Former police officer who killed George Floyd is sentenced to another 21 years in prison

A federal judge sentenced Derek Chauvin, a former police officer who suffocated African-American George Floyd, to 21 years in prison for violating the victim’s civil rights.

Chauvin was already sentenced last year by a Minnesota state court to 22 and a half years in prison for the murder of Floyd, of which he will serve 15 years.

The former Minneapolis police officer pleaded guilty last February to violating Floyd’s civil rights after closing an agreement with the Prosecutor’s Office to simultaneously serve this sentence with the one he already faces for murder.
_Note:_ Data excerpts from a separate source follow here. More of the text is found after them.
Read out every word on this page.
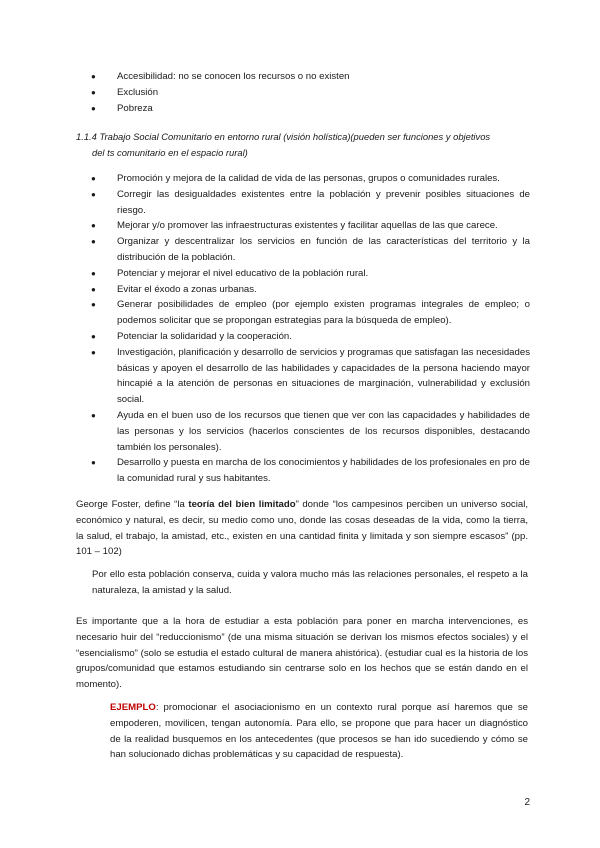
● Accesibilidad: no se conocen los recursos o no existen
● Exclusión
● Pobreza
1.1.4 Trabajo Social Comunitario en entorno rural (visión holística)(pueden ser funciones y objetivos
del ts comunitario en el espacio rural)
● Promoción y mejora de la calidad de vida de las personas, grupos o comunidades rurales.
● Corregir las desigualdades existentes entre la población y prevenir posibles situaciones de riesgo.
● Mejorar y/o promover las infraestructuras existentes y facilitar aquellas de las que carece.
● Organizar y descentralizar los servicios en función de las características del territorio y la distribución de la población.
● Potenciar y mejorar el nivel educativo de la población rural.
● Evitar el éxodo a zonas urbanas.
● Generar posibilidades de empleo (por ejemplo existen programas integrales de empleo; o podemos solicitar que se propongan estrategias para la búsqueda de empleo).
● Potenciar la solidaridad y la cooperación.
● Investigación, planificación y desarrollo de servicios y programas que satisfagan las necesidades básicas y apoyen el desarrollo de las habilidades y capacidades de la persona haciendo mayor hincapié a la atención de personas en situaciones de marginación, vulnerabilidad y exclusión social.
● Ayuda en el buen uso de los recursos que tienen que ver con las capacidades y habilidades de las personas y los servicios (hacerlos conscientes de los recursos disponibles, destacando también los personales).
● Desarrollo y puesta en marcha de los conocimientos y habilidades de los profesionales en pro de la comunidad rural y sus habitantes.

George Foster, define “la teoría del bien limitado” donde “los campesinos perciben un universo social, económico y natural, es decir, su medio como uno, donde las cosas deseadas de la vida, como la tierra, la salud, el trabajo, la amistad, etc., existen en una cantidad finita y limitada y son siempre escasos” (pp. 101 – 102)

Por ello esta población conserva, cuida y valora mucho más las relaciones personales, el respeto a la naturaleza, la amistad y la salud.

Es importante que a la hora de estudiar a esta población para poner en marcha intervenciones, es necesario huir del “reduccionismo” (de una misma situación se derivan los mismos efectos sociales) y el “esencialismo” (solo se estudia el estado cultural de manera ahistórica). (estudiar cual es la historia de los grupos/comunidad que estamos estudiando sin centrarse solo en los hechos que se están dando en el momento).

EJEMPLO: promocionar el asociacionismo en un contexto rural porque así haremos que se empoderen, movilicen, tengan autonomía. Para ello, se propone que para hacer un diagnóstico de la realidad busquemos en los antecedentes (que procesos se han ido sucediendo y cómo se han solucionado dichas problemáticas y su capacidad de respuesta).

2
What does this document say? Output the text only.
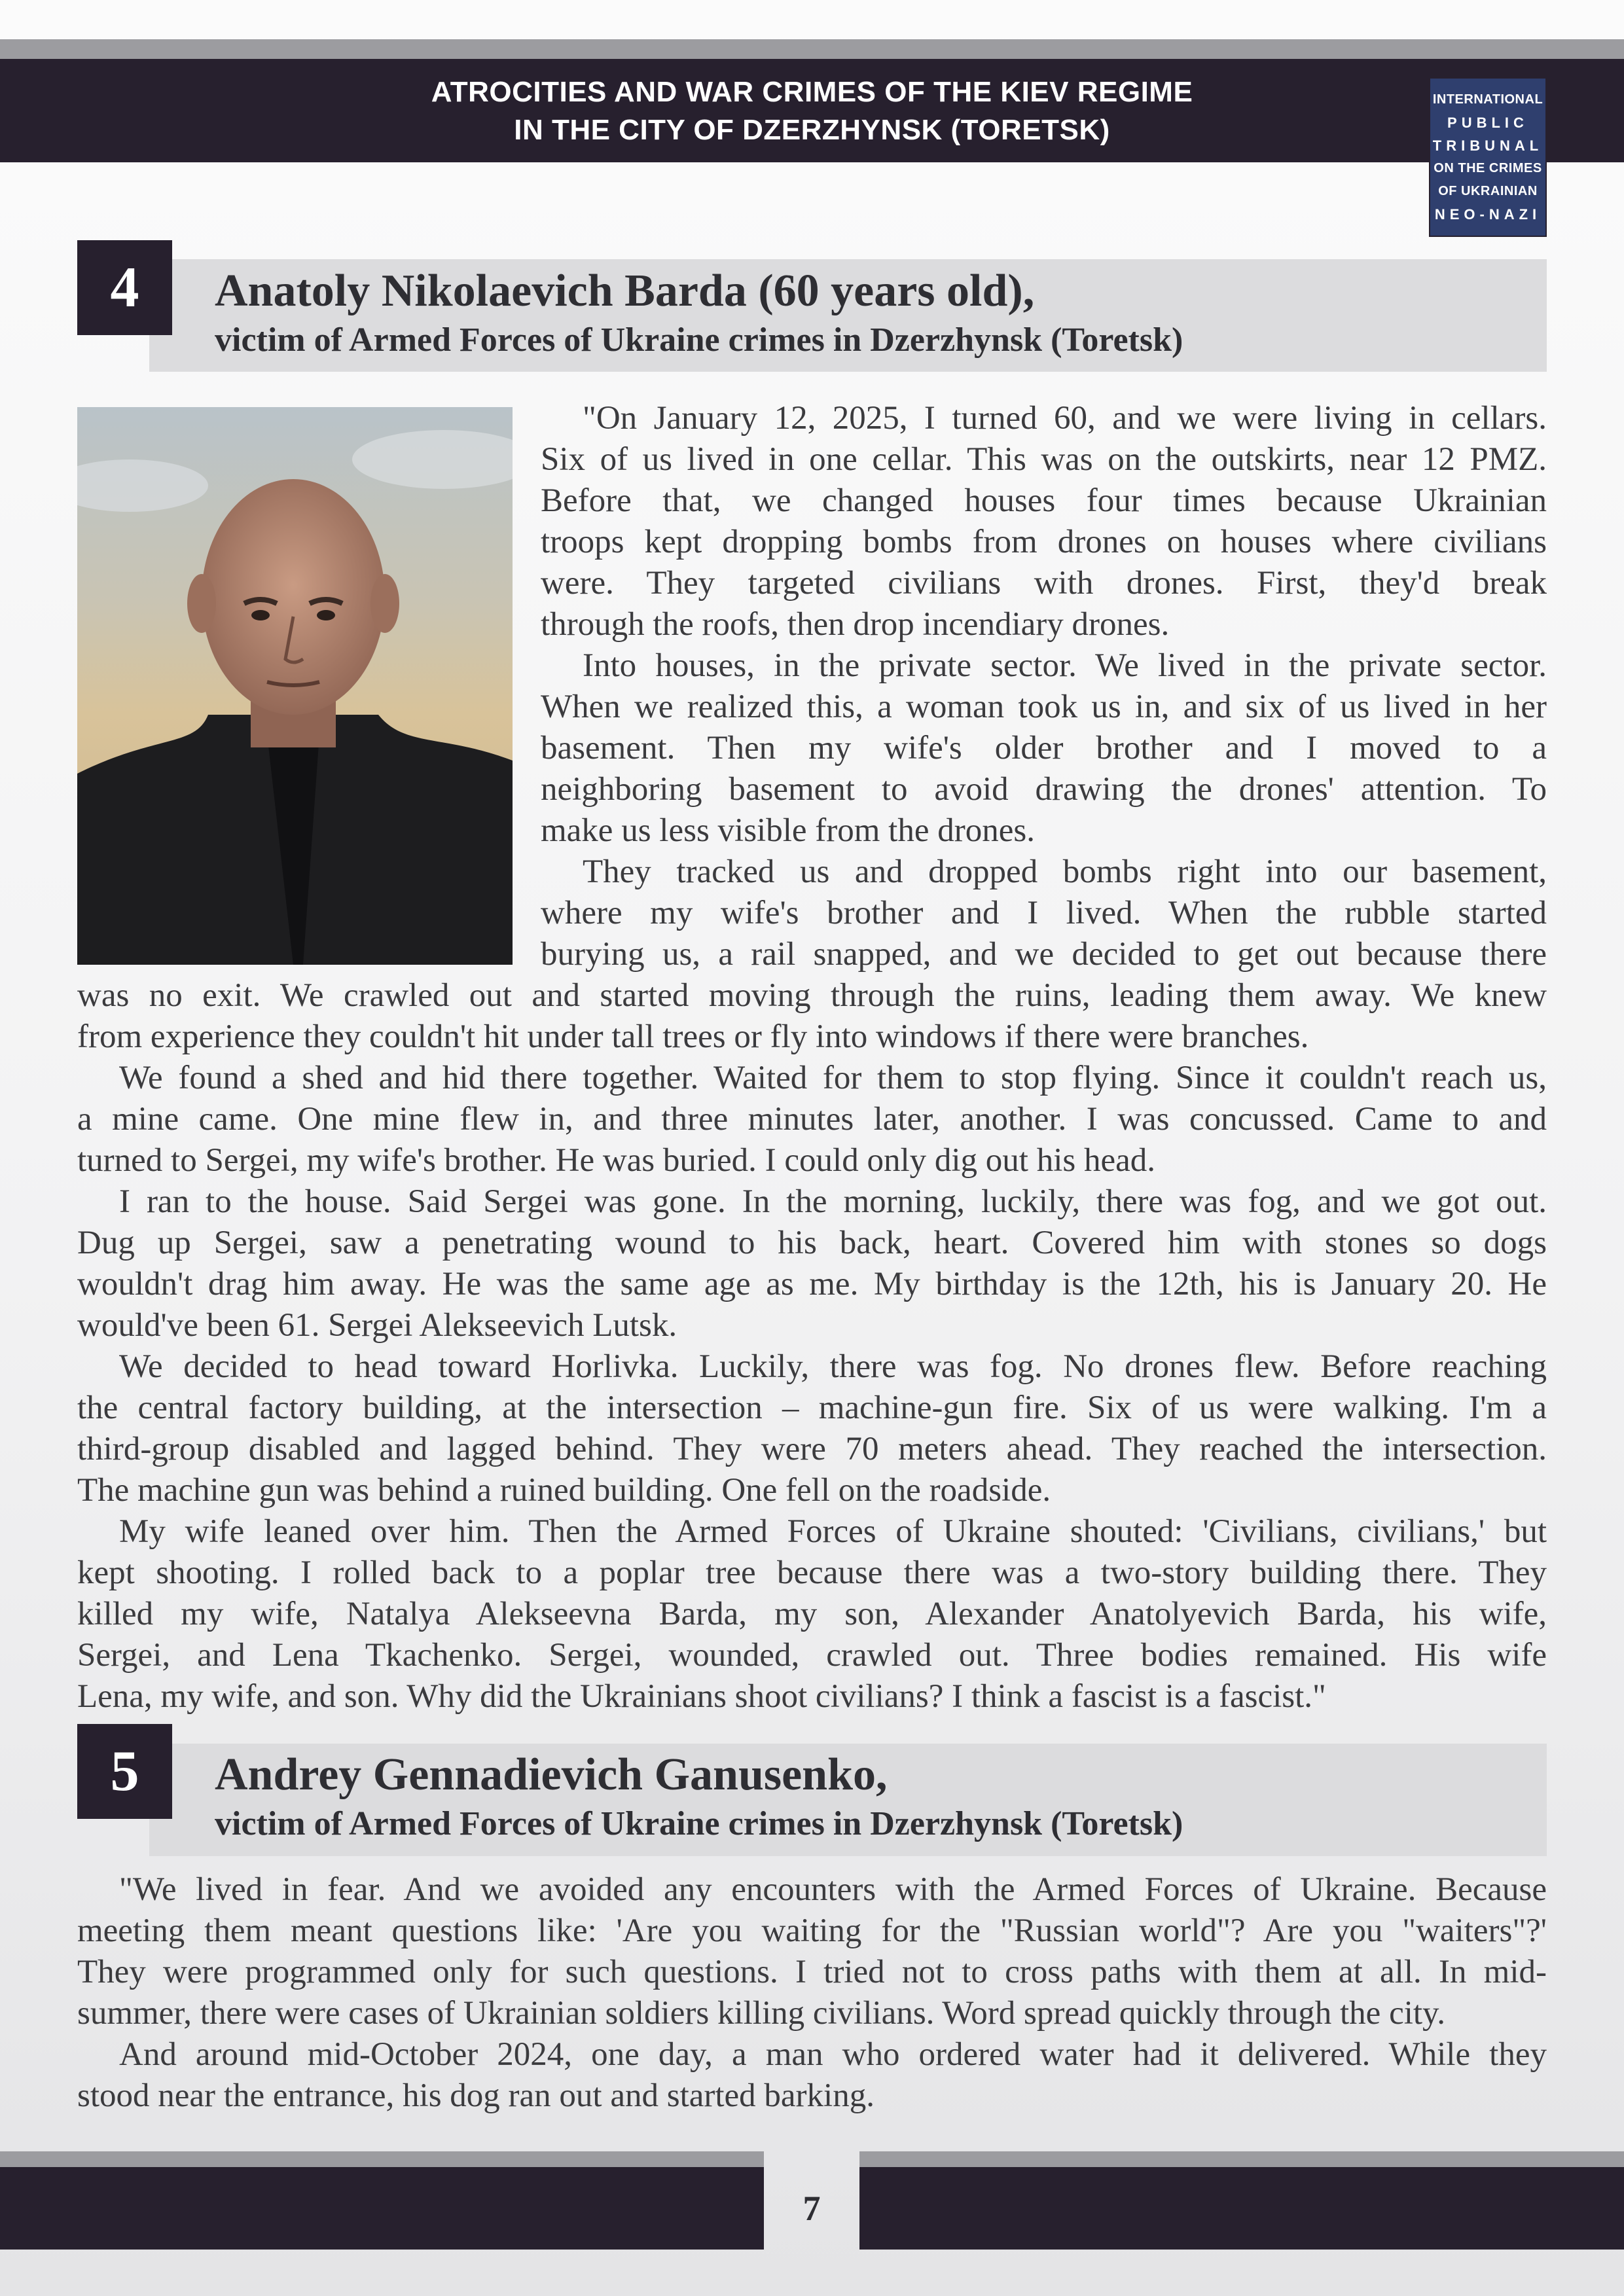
ATROCITIES AND WAR CRIMES OF THE KIEV REGIME
IN THE CITY OF DZERZHYNSK (TORETSK)
INTERNATIONAL
PUBLIC
TRIBUNAL
ON THE CRIMES
OF UKRAINIAN
NEO-NAZI
4	Anatoly Nikolaevich Barda (60 years old),
victim of Armed Forces of Ukraine crimes in Dzerzhynsk (Toretsk)
"On January 12, 2025, I turned 60, and we were living in cellars.
Six of us lived in one cellar. This was on the outskirts, near 12 PMZ.
Before that, we changed houses four times because Ukrainian
troops kept dropping bombs from drones on houses where civilians
were. They targeted civilians with drones. First, they'd break
through the roofs, then drop incendiary drones.
Into houses, in the private sector. We lived in the private sector.
When we realized this, a woman took us in, and six of us lived in her
basement. Then my wife's older brother and I moved to a
neighboring basement to avoid drawing the drones' attention. To
make us less visible from the drones.
They tracked us and dropped bombs right into our basement,
where my wife's brother and I lived. When the rubble started
burying us, a rail snapped, and we decided to get out because there
was no exit. We crawled out and started moving through the ruins, leading them away. We knew
from experience they couldn't hit under tall trees or fly into windows if there were branches.
We found a shed and hid there together. Waited for them to stop flying. Since it couldn't reach us,
a mine came. One mine flew in, and three minutes later, another. I was concussed. Came to and
turned to Sergei, my wife's brother. He was buried. I could only dig out his head.
I ran to the house. Said Sergei was gone. In the morning, luckily, there was fog, and we got out.
Dug up Sergei, saw a penetrating wound to his back, heart. Covered him with stones so dogs
wouldn't drag him away. He was the same age as me. My birthday is the 12th, his is January 20. He
would've been 61. Sergei Alekseevich Lutsk.
We decided to head toward Horlivka. Luckily, there was fog. No drones flew. Before reaching
the central factory building, at the intersection – machine-gun fire. Six of us were walking. I'm a
third-group disabled and lagged behind. They were 70 meters ahead. They reached the intersection.
The machine gun was behind a ruined building. One fell on the roadside.
My wife leaned over him. Then the Armed Forces of Ukraine shouted: 'Civilians, civilians,' but
kept shooting. I rolled back to a poplar tree because there was a two-story building there. They
killed my wife, Natalya Alekseevna Barda, my son, Alexander Anatolyevich Barda, his wife,
Sergei, and Lena Tkachenko. Sergei, wounded, crawled out. Three bodies remained. His wife
Lena, my wife, and son. Why did the Ukrainians shoot civilians? I think a fascist is a fascist."
5	Andrey Gennadievich Ganusenko,
victim of Armed Forces of Ukraine crimes in Dzerzhynsk (Toretsk)
"We lived in fear. And we avoided any encounters with the Armed Forces of Ukraine. Because
meeting them meant questions like: 'Are you waiting for the "Russian world"? Are you "waiters"?'
They were programmed only for such questions. I tried not to cross paths with them at all. In mid-
summer, there were cases of Ukrainian soldiers killing civilians. Word spread quickly through the city.
And around mid-October 2024, one day, a man who ordered water had it delivered. While they
stood near the entrance, his dog ran out and started barking.
7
Chauvin was sentenced to 21 years in federal prison by Judge Paul Magnuson, who harshly criticized the former police officer’s performance in Floyd’s death.

The Prosecutor’s Office requested a sentence of 25 years, while Chauvin’s defense had requested a maximum of 20 years.

The federal crime of violating a person’s civil rights carries a range of sentences from prison to life in prison to death, depending on the circumstances of the crime and the injuries that result from it, according to the Justice Department.

Floyd died May 25, 2020 after Chauvin pressed his knee to his neck for more than nine minutes while trying to arrest him for having used a counterfeit bill to pay at a store.

Chauvin was accompanied by former agents Thomas Lane, Alexander Kueng and Tou Thao, who were already convicted last February of violating Floyd’s civil rights by not providing assistance while his partner suffocated him.

His murder, which was videotaped by witnesses on the street, triggered a wave of protests and racial riots in the United States not seen since the assassination of Martin Luther King in the late 1960s.